**Definition.** Let $$(X,d)$$ be a metric space. $$T: X \to X$$ is called a contraction mapping on $$X$$, if it is Lipschitz continuous with constant $$L \in [0,1)$$.

**Theorem** *(Banach fixed-point theorem)***.** Let $$(X,d)$$ be a non-empty, complete metric space, $$f: X \to X$$ a contraction mapping with Lipschitz constant $$L \in [0,1)$$. Then $$f$$ admits an unique fixed point $$x^{\star}$$ in $$X$$. (i.e. $$f(x^\star) = x^\star$$)

*Proof.* First, we prove existence.
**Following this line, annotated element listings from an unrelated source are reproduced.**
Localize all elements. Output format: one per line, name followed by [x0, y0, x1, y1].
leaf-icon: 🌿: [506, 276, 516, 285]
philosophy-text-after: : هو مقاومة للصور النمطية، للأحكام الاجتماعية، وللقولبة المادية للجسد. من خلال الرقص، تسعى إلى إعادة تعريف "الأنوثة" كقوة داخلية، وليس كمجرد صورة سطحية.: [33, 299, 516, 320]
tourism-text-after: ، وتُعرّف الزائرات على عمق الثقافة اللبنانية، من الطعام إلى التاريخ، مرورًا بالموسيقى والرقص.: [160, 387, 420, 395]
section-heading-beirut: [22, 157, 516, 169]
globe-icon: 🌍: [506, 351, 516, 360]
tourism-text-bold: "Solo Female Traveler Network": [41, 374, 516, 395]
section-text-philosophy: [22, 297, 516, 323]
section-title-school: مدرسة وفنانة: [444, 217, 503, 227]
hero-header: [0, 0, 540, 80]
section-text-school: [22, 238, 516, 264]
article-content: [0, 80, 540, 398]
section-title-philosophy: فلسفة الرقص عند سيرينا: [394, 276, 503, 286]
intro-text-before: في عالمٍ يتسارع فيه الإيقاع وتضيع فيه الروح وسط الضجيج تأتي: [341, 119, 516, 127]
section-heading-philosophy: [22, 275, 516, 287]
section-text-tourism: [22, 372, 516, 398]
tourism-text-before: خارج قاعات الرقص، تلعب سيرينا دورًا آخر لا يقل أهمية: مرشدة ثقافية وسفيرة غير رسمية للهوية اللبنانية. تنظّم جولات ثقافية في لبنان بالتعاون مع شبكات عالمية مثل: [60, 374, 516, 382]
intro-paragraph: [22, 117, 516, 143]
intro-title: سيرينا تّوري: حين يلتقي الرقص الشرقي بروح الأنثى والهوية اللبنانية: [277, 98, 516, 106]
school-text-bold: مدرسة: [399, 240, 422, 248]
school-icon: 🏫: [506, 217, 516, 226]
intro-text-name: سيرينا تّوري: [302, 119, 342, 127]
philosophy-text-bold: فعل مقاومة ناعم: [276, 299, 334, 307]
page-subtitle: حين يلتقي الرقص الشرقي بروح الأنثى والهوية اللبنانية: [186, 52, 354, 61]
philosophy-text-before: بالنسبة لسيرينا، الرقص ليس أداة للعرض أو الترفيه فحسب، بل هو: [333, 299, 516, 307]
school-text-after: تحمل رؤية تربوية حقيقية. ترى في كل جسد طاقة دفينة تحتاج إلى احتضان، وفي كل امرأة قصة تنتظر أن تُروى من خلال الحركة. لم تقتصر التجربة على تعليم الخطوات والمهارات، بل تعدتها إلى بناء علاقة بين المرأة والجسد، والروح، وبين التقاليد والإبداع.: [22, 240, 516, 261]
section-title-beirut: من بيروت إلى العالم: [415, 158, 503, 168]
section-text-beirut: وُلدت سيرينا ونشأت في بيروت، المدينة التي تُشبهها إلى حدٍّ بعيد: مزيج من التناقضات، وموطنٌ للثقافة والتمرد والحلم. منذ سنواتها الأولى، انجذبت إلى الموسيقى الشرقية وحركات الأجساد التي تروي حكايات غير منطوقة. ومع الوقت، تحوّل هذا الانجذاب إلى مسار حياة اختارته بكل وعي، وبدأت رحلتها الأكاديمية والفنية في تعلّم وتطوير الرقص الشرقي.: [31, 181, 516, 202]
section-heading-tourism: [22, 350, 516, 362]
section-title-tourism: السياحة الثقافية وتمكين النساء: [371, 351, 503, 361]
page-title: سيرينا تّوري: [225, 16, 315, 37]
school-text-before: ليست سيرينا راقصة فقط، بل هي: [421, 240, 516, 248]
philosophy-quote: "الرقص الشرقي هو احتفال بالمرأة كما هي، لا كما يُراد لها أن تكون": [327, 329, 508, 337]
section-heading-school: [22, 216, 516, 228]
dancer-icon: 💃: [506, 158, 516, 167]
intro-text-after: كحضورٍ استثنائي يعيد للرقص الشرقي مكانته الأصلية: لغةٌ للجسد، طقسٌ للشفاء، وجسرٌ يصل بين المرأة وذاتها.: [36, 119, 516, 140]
Let $$a_0 \in X$$ be an arbitrary point, $$\forall n \in \mathbb{N}^+$$ let $$a_n = f(a_{n-1})$$. We may assume $$\exists L \in [0,1) : d(f(a_n),f(a_{n-1})) \leq L d(a_n, a_{n-1})$$. Thus, $$d(a_{n+1}, a_n) \leq L d(a_n, a_{n-1}) \leq L^2 d(a_{n-1}, a_{n-2}) \leq \cdots \leq L^n d(a_1, a_0)$$.

It follows that $$\forall n, k \in \mathbb{N}$$ such that $$n < k$$, we have $$d(a_k, a_n) \leq d(a_k, a_{k-1}) + \cdots + d(a_{n+1}, a_n) \leq L^{k-1} d(a_1, a_0) + \cdots + L^n d(a_1, a_0) \leq \frac{L^n}{1-L} d(a_1, a_0)$$, therefore $$\forall \varepsilon \in \mathbb{R}^+ : \exists N : N < n < k : d(a_n, a_k) < \varepsilon$$.

Then, $${a_n}$$ is Cauchy. We may assume $$(X,d)$$ is complete, therefore $${a_n}$$ is convergent. $$\exists ! a = \lim_{n \to \infty} a_n$$. Since $$f$$ is Lipschitz, it is continuous, therefore $$\lim_{n \to \infty} f(a_n) = f(\lim_{n \to \infty} a_n) \iff \lim_{n \to \infty} a_{n+1} = f(\lim_{n \to \infty} a_n) \iff a = f(a)$$.

Now, we prove uniqueness. Let $$a_0, b_0 \in X$$ and $$a_{n+1} = f(a_n), b_{n+1} = f(b_n)$$. The sequences $${a_n}, {b_n}$$ converge to fixed points $$a, b$$ respectively, as shown above. Since $$f$$ is Lipschitz, $$d(f(a),f(b)) \leq L d(a,b) \iff d(a,b) \leq L d(a,b)$$. If $$d(a,b) > 0$$, then $$\frac{d(a,b)}{d(a,b)} \leq L \iff 1 \leq L$$, which is a contradiction, therefore $$d(a,b) = 0$$, hence $$a=b$$. $$\square$$